Saturday, August 6, 2011

Call for a Debt Limit Amendment to the USA Constitution

It's time to adopt a Debt Limit Amendment.

Much has been said about a Balanced Budget Amendment. But critics have correctly pointed out that there are inevitably years when it is not feasible to balance the budget. Emergencies do happen.

Obviously, in the likely event of a budget shortfall, going into debt is not the only theoretical choice. A well-managed house simply dips into its rainy day fund. Going into debt is the fool's resort.

But since spending is addictive, debt always increases until it reaches a limit of some type, either external or internal. If an internal limit is not enforced, an external limit will eventually be reached and enforced by outside forces. The USA national debt, that now equals seven years of income, is reaching an external limit as Standard and Poor and China have made clear today and yesterday.

Since it is not possible to avoid an external debt limit, and since external debt limits are painful, it is wise to set an internal debt limit that will maximize happiness. The debt limit that maximizes happiness is Debt Limit Zero.

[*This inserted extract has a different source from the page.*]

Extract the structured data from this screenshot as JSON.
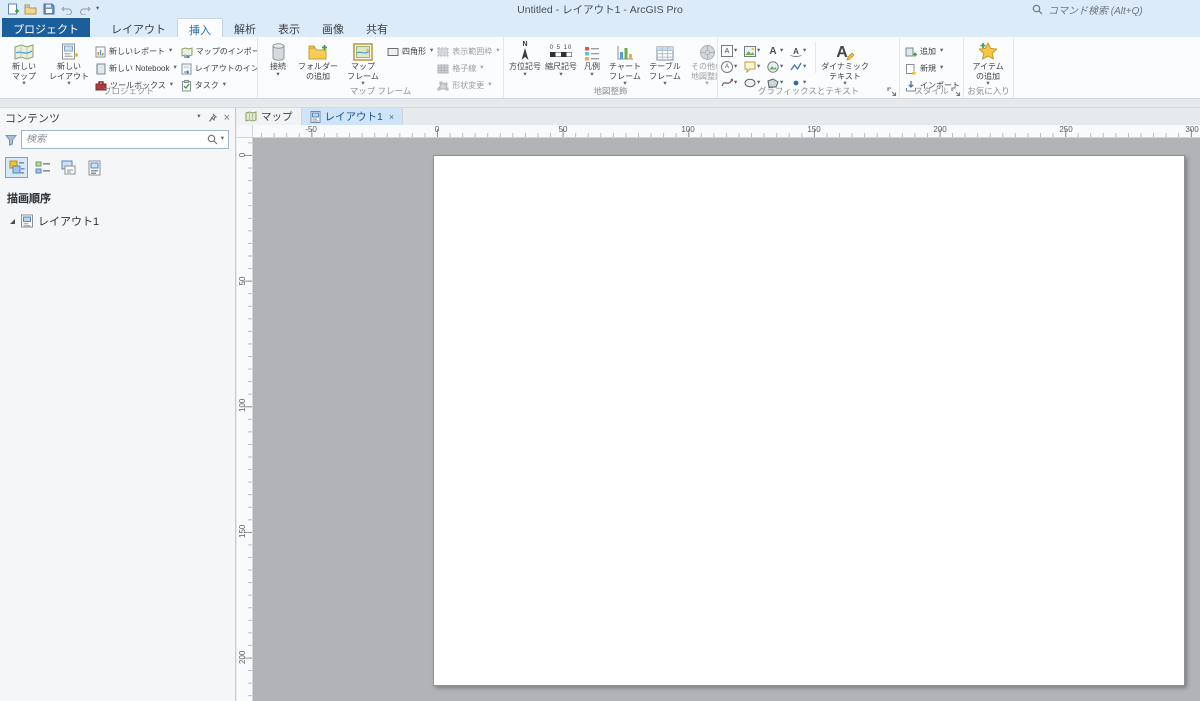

We have no good excuse not to work toward Debt Limit Zero. Working toward Debt Limit Zero requires an austere refusal to spend money that doesn't exist. It requires judiciously conservative estimates of future income and nimble reductions in expenditures when necessary. But we are not ignorant, and we are not apathetic. We need to adopt a Debt Limit Amendment to the U.S. Constitution.

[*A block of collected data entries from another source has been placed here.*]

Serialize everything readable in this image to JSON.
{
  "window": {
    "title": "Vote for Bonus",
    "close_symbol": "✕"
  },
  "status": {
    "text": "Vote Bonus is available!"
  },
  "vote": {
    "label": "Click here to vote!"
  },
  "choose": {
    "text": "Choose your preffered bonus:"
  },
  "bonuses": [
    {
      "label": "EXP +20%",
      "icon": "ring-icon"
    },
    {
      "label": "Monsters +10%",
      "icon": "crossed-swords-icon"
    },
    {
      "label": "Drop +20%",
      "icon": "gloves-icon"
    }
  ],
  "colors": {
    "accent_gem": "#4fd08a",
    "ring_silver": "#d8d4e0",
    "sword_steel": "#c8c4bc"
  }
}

I propose that the Debt Limit amendment should have language such as the following:

"The United States of America shall have no outstanding debts at the end of any year after 2050.

"At the end of every year before the year 2050, Congress shall have no outstanding debts greater than 500 billion dollars multiplied by the number of years remaining until the end of 2050.

"Unless the national debt or reserves position has been one year of income better than required by this amendment during five of the previous ten years, Congress shall budget yearly to reserves, or until 2050 to debt reduction, one tenth of projected revenue."